Google’s attempt at taking a bigger bite out of the hardware side of the smartphone sector continues with its Pixel range, which now includes a budget version of its third handset. Jamie Harris reviews the Google Pixel 3a XL…
The strongest part of Google’s Pixel phones lie within its photographic abilities. With the Pixel 3a and the Pixel 3a XL, reviewed here, the tech giant is hoping to give customers with with less cash a taste of what a smartphone camera can do.
On the spec sheet, the 3a offers the same camera hardware and software. However, to cut the price down to as low as £399 for the smallest handset some sacrifices have been made elsewhere.
Design and display
On the surface, not a great deal sets the Pixel 3a XL apart from its older sibling. This handset is completely notchless with slightly more of a bezel border, meaning you get less display space overall.
One way Google reduces the price is by adopting a polycarbonate body, unlike the glass and metal body on the Pixel 3, which is not hugely noticeable with the naked eye. However, you can feel the difference when holding it in your hand.
Opting for a polycarbonate body has an upside – it’s lighter. But there’s also a downside – no wireless charging. The lower front facing speaker has also been shifted to below the handset, meaning sound does not resonate as loudly as before.
A few port shifts are about the only difference you will notice, with a headphone jack making a return along the top of the device. The thinking behind this is obviously that those seeking a cheaper device may not be on board with more expensive Bluetooth headphones yet either, so this will enable them to continue using wired headphones.
In terms of display, most won’t notice the difference from the main Pixel 3 devices here either, meaning colours stand out perfectly, though brightness looks ever so slightly dimmer.

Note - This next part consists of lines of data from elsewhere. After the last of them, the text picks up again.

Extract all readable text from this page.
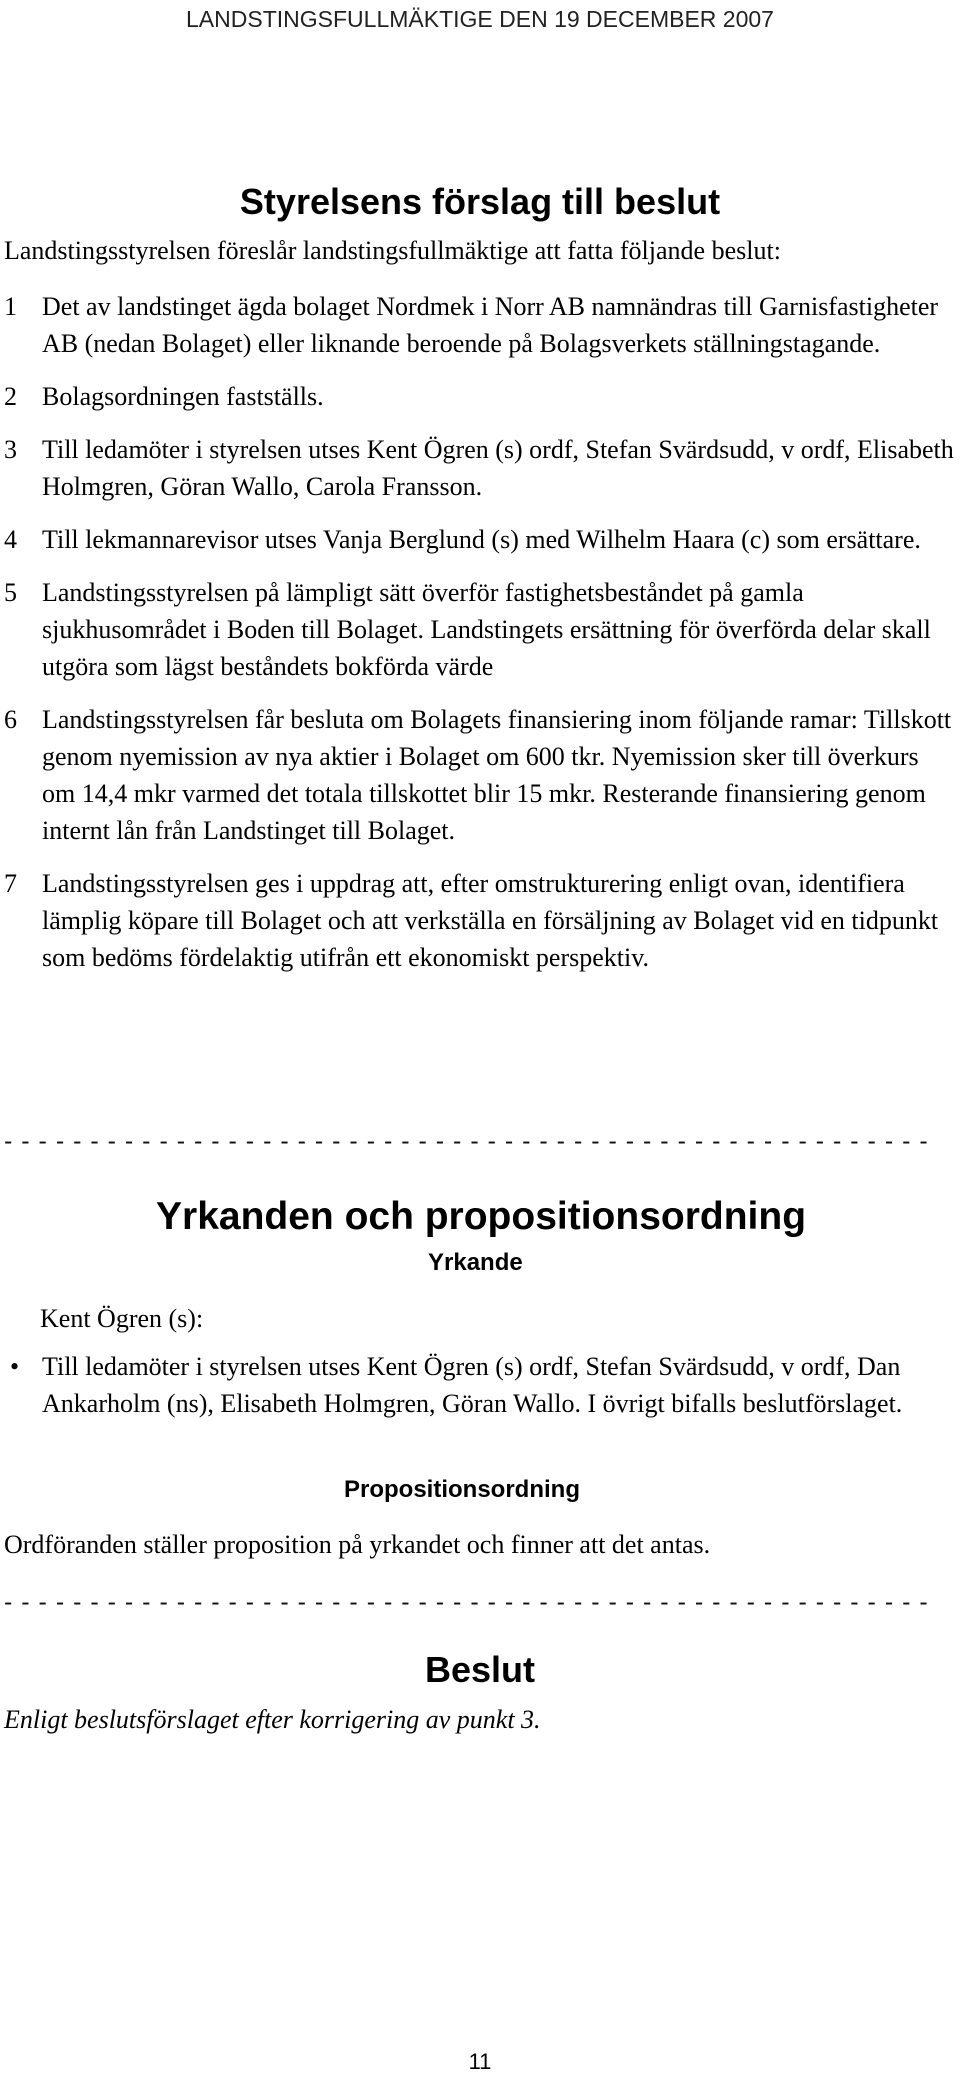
LANDSTINGSFULLMÄKTIGE DEN 19 DECEMBER 2007
Styrelsens förslag till beslut
Landstingsstyrelsen föreslår landstingsfullmäktige att fatta följande beslut:
1 Det av landstinget ägda bolaget Nordmek i Norr AB namnändras till Garnisfastigheter AB (nedan Bolaget) eller liknande beroende på Bolagsverkets ställningstagande.
2 Bolagsordningen fastställs.
3 Till ledamöter i styrelsen utses Kent Ögren (s) ordf, Stefan Svärdsudd, v ordf, Elisabeth Holmgren, Göran Wallo, Carola Fransson.
4 Till lekmannarevisor utses Vanja Berglund (s) med Wilhelm Haara (c) som ersättare.
5 Landstingsstyrelsen på lämpligt sätt överför fastighetsbeståndet på gamla sjukhusområdet i Boden till Bolaget. Landstingets ersättning för överförda delar skall utgöra som lägst beståndets bokförda värde
6 Landstingsstyrelsen får besluta om Bolagets finansiering inom följande ramar: Tillskott genom nyemission av nya aktier i Bolaget om 600 tkr. Nyemission sker till överkurs om 14,4 mkr varmed det totala tillskottet blir 15 mkr. Resterande finansiering genom internt lån från Landstinget till Bolaget.
7 Landstingsstyrelsen ges i uppdrag att, efter omstrukturering enligt ovan, identifiera lämplig köpare till Bolaget och att verkställa en försäljning av Bolaget vid en tidpunkt som bedöms fördelaktig utifrån ett ekonomiskt perspektiv.
- - - - - - - - - - - - - - - - - - - - - - - - - - - - - - - - - - - - - - - - - - - - - - - - - - - - - -
Yrkanden och propositionsordning
Yrkande
Kent Ögren (s):
• Till ledamöter i styrelsen utses Kent Ögren (s) ordf, Stefan Svärdsudd, v ordf, Dan Ankarholm (ns), Elisabeth Holmgren, Göran Wallo. I övrigt bifalls beslutförslaget.
Propositionsordning
Ordföranden ställer proposition på yrkandet och finner att det antas.
- - - - - - - - - - - - - - - - - - - - - - - - - - - - - - - - - - - - - - - - - - - - - - - - - - - - - -
Beslut
Enligt beslutsförslaget efter korrigering av punkt 3.
11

However, Google has opted for a lesser-known Asahi Dragontrail Glass, instead of the industry-popular Corning Gorilla Glass 5 protecting the display. Taking a punt on a different technology may not work so well but will only really be evident with longer usage from everyday wear and tear.

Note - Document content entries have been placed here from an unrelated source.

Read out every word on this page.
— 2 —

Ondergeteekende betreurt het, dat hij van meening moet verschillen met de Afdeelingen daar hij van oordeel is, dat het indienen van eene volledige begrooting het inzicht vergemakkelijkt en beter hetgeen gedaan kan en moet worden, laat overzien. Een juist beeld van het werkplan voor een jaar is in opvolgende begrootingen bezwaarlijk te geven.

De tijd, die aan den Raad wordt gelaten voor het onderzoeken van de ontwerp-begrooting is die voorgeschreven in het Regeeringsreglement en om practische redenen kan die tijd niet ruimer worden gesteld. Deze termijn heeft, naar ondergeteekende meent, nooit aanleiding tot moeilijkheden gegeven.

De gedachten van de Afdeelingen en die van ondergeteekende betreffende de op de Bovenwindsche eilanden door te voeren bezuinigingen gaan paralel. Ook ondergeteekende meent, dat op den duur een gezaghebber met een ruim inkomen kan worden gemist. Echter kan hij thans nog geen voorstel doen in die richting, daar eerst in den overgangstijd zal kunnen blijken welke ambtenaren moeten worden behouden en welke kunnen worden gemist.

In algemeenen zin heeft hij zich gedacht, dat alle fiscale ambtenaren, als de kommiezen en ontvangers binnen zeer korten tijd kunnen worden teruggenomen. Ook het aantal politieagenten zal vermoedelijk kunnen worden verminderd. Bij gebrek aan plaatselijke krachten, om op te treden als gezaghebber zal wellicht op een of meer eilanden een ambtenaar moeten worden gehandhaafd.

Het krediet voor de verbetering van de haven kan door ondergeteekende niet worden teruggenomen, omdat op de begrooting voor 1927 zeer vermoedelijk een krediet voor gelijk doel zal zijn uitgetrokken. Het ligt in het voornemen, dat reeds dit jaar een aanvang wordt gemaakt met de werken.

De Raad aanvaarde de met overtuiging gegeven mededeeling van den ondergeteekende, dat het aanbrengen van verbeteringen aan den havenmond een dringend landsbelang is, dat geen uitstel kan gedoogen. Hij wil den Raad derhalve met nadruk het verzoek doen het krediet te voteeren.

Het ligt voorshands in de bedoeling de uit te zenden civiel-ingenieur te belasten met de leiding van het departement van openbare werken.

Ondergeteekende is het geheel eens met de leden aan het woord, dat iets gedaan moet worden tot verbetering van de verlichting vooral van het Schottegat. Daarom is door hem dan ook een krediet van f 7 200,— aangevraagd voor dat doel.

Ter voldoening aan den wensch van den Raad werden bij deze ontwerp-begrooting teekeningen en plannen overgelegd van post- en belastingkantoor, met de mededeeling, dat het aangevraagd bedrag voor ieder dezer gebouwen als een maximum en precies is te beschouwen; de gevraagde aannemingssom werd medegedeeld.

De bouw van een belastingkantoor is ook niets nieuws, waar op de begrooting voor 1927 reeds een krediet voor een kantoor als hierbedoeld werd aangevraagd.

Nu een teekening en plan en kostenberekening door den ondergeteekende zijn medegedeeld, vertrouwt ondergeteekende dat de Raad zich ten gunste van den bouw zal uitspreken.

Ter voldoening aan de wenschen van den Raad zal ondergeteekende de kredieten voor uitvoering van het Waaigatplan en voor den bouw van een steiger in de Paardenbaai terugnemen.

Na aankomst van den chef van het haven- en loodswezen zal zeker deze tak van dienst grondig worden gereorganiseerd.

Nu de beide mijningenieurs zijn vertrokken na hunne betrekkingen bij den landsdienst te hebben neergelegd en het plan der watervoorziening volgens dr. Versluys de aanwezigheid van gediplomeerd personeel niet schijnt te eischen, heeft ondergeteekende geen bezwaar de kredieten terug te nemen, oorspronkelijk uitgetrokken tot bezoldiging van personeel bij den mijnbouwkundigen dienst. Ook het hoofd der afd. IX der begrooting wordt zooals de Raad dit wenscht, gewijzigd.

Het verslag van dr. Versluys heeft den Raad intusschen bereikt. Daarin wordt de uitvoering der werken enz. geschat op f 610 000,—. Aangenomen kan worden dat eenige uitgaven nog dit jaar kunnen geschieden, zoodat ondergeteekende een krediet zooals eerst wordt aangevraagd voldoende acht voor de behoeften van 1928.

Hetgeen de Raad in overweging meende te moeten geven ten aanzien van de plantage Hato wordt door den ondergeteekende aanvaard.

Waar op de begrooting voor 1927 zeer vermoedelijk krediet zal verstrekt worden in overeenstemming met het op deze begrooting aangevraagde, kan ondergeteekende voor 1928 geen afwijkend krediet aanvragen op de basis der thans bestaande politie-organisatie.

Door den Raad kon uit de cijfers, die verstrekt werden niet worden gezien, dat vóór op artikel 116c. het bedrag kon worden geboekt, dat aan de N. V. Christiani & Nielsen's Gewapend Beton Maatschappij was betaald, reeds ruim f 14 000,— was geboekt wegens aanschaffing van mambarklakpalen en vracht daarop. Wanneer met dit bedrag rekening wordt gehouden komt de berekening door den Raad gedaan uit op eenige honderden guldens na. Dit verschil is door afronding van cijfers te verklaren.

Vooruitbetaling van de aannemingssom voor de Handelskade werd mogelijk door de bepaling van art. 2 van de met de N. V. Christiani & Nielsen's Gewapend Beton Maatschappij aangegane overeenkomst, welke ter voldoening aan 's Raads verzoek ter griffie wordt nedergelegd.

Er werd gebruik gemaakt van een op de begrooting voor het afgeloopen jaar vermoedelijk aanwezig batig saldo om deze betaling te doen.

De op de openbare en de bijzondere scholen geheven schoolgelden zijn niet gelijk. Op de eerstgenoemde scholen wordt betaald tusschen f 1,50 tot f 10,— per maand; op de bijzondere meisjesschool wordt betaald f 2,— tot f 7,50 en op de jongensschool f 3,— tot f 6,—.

The camera is arguably the star feature of the Pixel which Google is looking to capitalise on. Spec-wise, the camera set-up is completely identical on the rear, providing rich photography improved with AI technology.
The Pixel 3’s camera is one of the strongest on the market and, with Google’s free unlimited backup storage in high quality for all photos taken on the Pixel 3a, it’s an attractive offering on a budget-friendly handset.
The front facing camera is only single lens, meaning you can’t take super wide selfies in groups, but it nevertheless takes very decent photos.
Software and performance
The advantage to having a Google-made device is that you get the purest form of Android, given that Google runs the software side of things – so your device will also be first in line for future Android updates.
Google’s core free apps are included as you would expect, using the very latest version of Android, known as Pie.
Processors on the inside are not as powerful as the Pixel 3, which is another obvious cost cut, resulting in slightly slower response times and speeds. But again, for the price you are paying, this an insignificant drop in performance in the grand scheme of things.
The battery is slightly bigger on the 3a XL and appears to last just as long as the 3 XL. A 30-minute live video stream with full brightness saw the battery drop 6%, which is the same as the 3 XL watching the same video simultaneously.
However, one major feature loss is no wireless charging on the 3a, so you’ll be stuck with traditional cables.
Google’s attempt to bring premium features like its camera to the lower budget spectrum is a positive and welcome move in face of ever-increasing smartphone prices.
However, with so many other budget smartphones on the market offering equally compelling features and sometimes costing less than the £399 starting price of a small Pixel 3a and £469 for the XL, it might want to consider squeezing itself a little further to go above and beyond.